Global reports “tens of millions of viewers” will watch the show December 9. Another article by Global notes 47 models walked. Many of those models were top names, and Canada’s own Grace Mahary walked the show for the first time. She was the only Canuck in this year’s show.
Opulence and extravagance were on display. Skin too, of course. Feathers, rhinestones, cleavage and hand blown kisses were all included. One remarkable inclusion was the the jewel-clad bra reportedly worth $2 million. So while one model was wearing seven-figure frosting the other models had to settle for wings made of gold. GOLD.
Those staggering numbers and details are impressive, sure. But they do not interest me one bit from a style stance. I am not denying the U.S. brands retail strength. I am however questioning it’s place in advancing the world of fashion.
I understand the draw: beautiful women with beautiful bodies in lingerie. Pretty simple. Pun intended. Mix that with pop mega stars such as Taylor Swift, Ed Shernan, and Arianna Grande and you’ve got a television (and social media) event. Oh I forgot to mention the sparkles. But that’s it. It’s not a secret.
Perhaps I am foolish for wanting something more.

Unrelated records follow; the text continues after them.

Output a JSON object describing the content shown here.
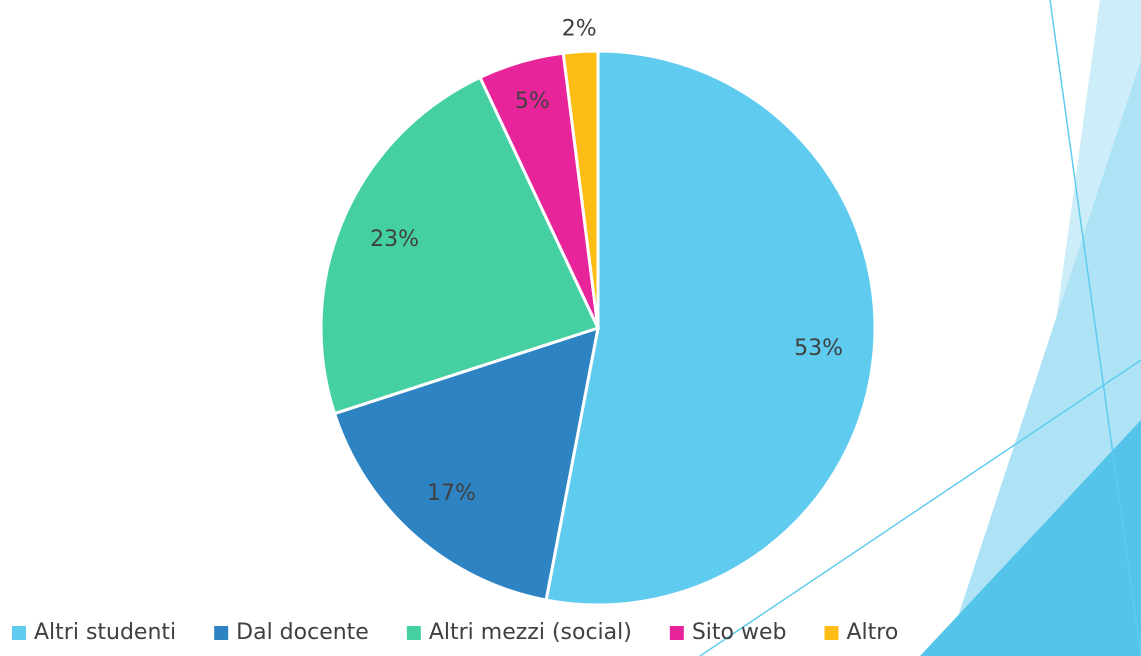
{
  "chart_data": {
    "type": "pie",
    "categories": [
      "Altri studenti",
      "Dal docente",
      "Altri mezzi (social)",
      "Sito web",
      "Altro"
    ],
    "values": [
      53,
      17,
      23,
      5,
      2
    ],
    "value_labels": [
      "53%",
      "17%",
      "23%",
      "5%",
      "2%"
    ],
    "colors": [
      "#5ecbef",
      "#2e83c3",
      "#44d0a2",
      "#e8249b",
      "#fdbd14"
    ],
    "legend": "bottom"
  }
}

A quick review of their corporate website and subsequent Google search sheds very little light on the brand’s philanthropic efforts. The parent company, L Brands, mentions work in the communities where they are in but no specifics. I ask myself, “How are there no details?” I then ask the important consumer purchasing power follow up question, “Does the Victoria Secret customer care?” I may be saddened by the answer.
Regardless, I would suggest a partnership with young girls education and positive self-image efforts may be suitable. Maybe they are keeping such energies a secret. Is that it?
Perhaps I can’t let go of drastic errors in judgment from the brand.
Do you remember the 2012 show’s inclusion of a Native American headdress as a costume and the brand’s subsequent apology? For those who ask what’s the big deal the following quote says everything required.
"We have gone through the atrocities to survive and ensure our way of life continues," Navajo Nation spokesman Erny Zah said in an interview Monday. "Any mockery, whether it's Halloween, Victoria's Secret -- they are spitting on us. They are spitting on our culture, and it's upsetting."
How Victoria’s Secret executives approved this is unfathomable to me. Multiple people would have not only reviewed the proposed use of the cultures artifacts, they would have had to approve it. After the backlash, the brand was quick to say, “We are idiots,” (really it was along in the lines of, “We didn’t intend to insult any culture. We are sorry that we did.”)
Earlier this year critics scoffed at the “perfect body” advertisements promoting the brands latest product. If you follow my blog, you’ll know how I feel about that word. An inclusion of “perfect” regarding a woman's body in lingerie is bad taste. Speaking from personal experience it’s hard enough to feel good in your skivvies let alone feel perfect. Too far.
We should celebrate (and sell well-fitted lingerie to) all human bodies not just the societal perceived ideal body type. It is potentially damaging for women’s self esteem, positive self worth and it’s equally harming to men. The notion of a perfect anything is confusing, unattainable and entirely subjective. I’m disappointed.
So two huge strikes for me. Do you think the brand will give me a third?